Whilst the UK is now in recession for the first time in 11 years, this slump in the economy – the result of lockdown restrictions between April and June – has not been felt by all markets, quite the opposite in fact. In recent years, the higher value country house market has encountered a number of obstacles, with a series of tax changes creating a relatively stagnant market; limiting the level of growth seen since 2015. The result of the general election in December gave the market some newfound confidence thanks to the ‘Boris Bounce’ however within three months of the year when COVID-19 arrived shortly after, this window of opportunity was quickly shortened. However, with COVID-19 arriving three months later, this window of opportunity was cut short.
In the midst of the global pandemic, as the UK went into lockdown, prices dropped across the UK markets. It was however at this moment, for the first time in many years, that interest in country houses began to outpace other residential sectors, seeing elevated levels of interest throughout this period despite economic uncertainty. This activity was fuelled by demand for outside space and the fact that buyers at this level are typically in a financial position to act more swiftly. Once the lockdown restrictions began to ease, activity levels rose quickly as confidence returned to the markets. Another for the ‘escape to the country’ mentality was due to the shift in daily routines: With most of the country working from home, the perception of a need to live within a commutable distance to the office had changed, with many envisaging an ‘escape to the country’.

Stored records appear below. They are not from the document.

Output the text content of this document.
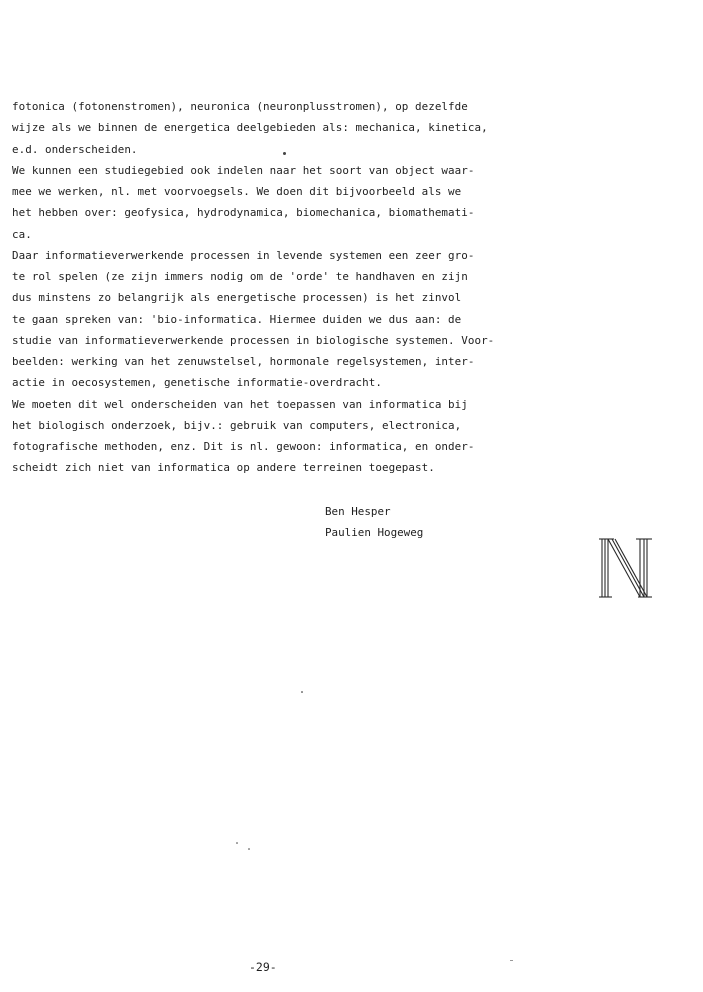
fotonica (fotonenstromen), neuronica (neuronplusstromen), op dezelfde
wijze als we binnen de energetica deelgebieden als: mechanica, kinetica,
e.d. onderscheiden.
We kunnen een studiegebied ook indelen naar het soort van object waar-
mee we werken, nl. met voorvoegsels. We doen dit bijvoorbeeld als we
het hebben over: geofysica, hydrodynamica, biomechanica, biomathemati-
ca.
Daar informatieverwerkende processen in levende systemen een zeer gro-
te rol spelen (ze zijn immers nodig om de 'orde' te handhaven en zijn
dus minstens zo belangrijk als energetische processen) is het zinvol
te gaan spreken van: 'bio-informatica. Hiermee duiden we dus aan: de
studie van informatieverwerkende processen in biologische systemen. Voor-
beelden: werking van het zenuwstelsel, hormonale regelsystemen, inter-
actie in oecosystemen, genetische informatie-overdracht.
We moeten dit wel onderscheiden van het toepassen van informatica bij
het biologisch onderzoek, bijv.: gebruik van computers, electronica,
fotografische methoden, enz. Dit is nl. gewoon: informatica, en onder-
scheidt zich niet van informatica op andere terreinen toegepast.
Ben Hesper
Paulien Hogeweg
-29-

The lower end of the country house market has also seen increased levels of activity; with the presence of lifestyle buyers becoming increasingly prominent. The Stamp Duty holiday, announced on 8 July, raised the price threshold at which buyers start to pay stamp duty to £500,000 and has encouraged buyers who might otherwise have waited, to buy sooner. Similarly, whilst investors and second homebuyers will still have to pay the HRAD (Higher Rate for Additional Dwellings) the maximum saving of £15,000, could for some buyers reduce their stamp duty bill if purchasing a second home. Country and waterfront markets were relatively busy prior to the COVID-19 pandemic at this level and such incentives, along with changes to how people holiday, can only go further to increase levels of demand in already popular regional locations such as Cornwall and Dorset.

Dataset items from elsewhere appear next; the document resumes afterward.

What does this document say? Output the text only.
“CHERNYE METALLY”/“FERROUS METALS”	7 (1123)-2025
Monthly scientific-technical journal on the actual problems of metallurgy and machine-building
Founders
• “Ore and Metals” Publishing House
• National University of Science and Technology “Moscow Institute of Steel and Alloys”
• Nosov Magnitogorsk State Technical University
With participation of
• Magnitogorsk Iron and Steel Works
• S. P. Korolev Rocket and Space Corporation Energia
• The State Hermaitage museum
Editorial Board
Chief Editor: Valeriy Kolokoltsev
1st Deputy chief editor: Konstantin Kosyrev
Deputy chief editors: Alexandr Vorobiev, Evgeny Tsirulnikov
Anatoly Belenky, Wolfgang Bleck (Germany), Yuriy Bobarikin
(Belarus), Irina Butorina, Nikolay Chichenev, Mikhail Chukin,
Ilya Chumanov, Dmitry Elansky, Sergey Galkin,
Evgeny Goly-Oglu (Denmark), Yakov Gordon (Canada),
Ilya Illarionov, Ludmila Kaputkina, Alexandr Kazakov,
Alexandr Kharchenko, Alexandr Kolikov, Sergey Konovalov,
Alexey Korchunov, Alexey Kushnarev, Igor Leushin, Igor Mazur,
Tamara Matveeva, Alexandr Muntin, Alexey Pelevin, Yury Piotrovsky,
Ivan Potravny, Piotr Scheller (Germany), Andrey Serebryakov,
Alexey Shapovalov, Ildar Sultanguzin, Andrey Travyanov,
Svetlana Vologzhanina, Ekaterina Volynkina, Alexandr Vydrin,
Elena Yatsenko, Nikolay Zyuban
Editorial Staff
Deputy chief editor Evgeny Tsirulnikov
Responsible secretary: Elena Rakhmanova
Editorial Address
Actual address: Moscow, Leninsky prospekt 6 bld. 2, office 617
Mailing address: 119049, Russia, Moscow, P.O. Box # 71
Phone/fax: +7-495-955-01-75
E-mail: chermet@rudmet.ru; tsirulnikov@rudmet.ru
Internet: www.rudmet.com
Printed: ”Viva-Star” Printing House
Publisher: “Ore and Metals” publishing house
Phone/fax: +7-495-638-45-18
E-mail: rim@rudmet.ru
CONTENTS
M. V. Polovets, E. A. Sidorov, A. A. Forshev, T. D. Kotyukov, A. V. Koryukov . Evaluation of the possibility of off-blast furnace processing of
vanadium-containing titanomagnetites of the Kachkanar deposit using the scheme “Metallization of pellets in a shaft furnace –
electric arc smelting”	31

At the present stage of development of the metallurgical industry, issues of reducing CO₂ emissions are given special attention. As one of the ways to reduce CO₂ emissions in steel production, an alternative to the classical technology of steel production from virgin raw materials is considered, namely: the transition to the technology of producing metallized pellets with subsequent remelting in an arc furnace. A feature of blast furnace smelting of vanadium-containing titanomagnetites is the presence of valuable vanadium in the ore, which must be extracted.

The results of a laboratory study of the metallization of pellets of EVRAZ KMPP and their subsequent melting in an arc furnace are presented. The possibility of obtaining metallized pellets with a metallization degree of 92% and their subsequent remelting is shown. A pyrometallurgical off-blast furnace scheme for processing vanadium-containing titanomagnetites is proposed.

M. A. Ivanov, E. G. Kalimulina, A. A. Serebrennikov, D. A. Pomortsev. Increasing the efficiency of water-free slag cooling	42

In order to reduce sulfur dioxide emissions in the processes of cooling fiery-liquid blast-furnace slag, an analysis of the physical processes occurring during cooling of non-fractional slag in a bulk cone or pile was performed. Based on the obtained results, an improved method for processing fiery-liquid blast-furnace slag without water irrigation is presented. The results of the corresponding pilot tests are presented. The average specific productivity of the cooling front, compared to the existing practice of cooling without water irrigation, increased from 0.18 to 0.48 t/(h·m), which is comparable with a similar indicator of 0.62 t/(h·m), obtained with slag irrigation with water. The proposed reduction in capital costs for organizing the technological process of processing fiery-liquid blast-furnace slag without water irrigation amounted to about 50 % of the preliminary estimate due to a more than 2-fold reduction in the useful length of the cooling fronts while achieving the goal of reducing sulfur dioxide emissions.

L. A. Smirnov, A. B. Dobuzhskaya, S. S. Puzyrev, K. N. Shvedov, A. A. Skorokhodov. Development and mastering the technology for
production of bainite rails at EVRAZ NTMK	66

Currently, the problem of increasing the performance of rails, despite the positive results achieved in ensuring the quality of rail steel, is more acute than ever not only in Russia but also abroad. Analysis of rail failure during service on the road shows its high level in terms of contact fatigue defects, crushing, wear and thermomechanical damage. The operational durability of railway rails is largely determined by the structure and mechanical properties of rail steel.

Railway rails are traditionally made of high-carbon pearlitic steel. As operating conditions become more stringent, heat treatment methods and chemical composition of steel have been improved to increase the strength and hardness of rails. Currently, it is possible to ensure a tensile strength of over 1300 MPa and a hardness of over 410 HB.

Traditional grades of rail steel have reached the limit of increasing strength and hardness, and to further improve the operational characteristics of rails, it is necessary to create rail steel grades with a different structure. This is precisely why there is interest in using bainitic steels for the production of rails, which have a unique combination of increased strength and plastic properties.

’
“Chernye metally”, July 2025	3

Whilst the top end of the country house market has received a much-needed boost, we are still clearly in an evolving and volatile market. Buyers are paying big prices for quality assets, which are scarce and thus can create competitive bidding; however, whether this can be sustained given the current economic climate is yet to be seen. Limited levels of growth over the past five years has left greater scope for future rises, however if a vaccine is found and a second wave is not felt then buyers may even return to the city, as they begin to feel safe once again. In this instance, if such lifestyle purchasers withdraw from the local markets, the levels of growth seen post lockdown may not be sustainable; with transactions returning to pre-COVID-19 levels.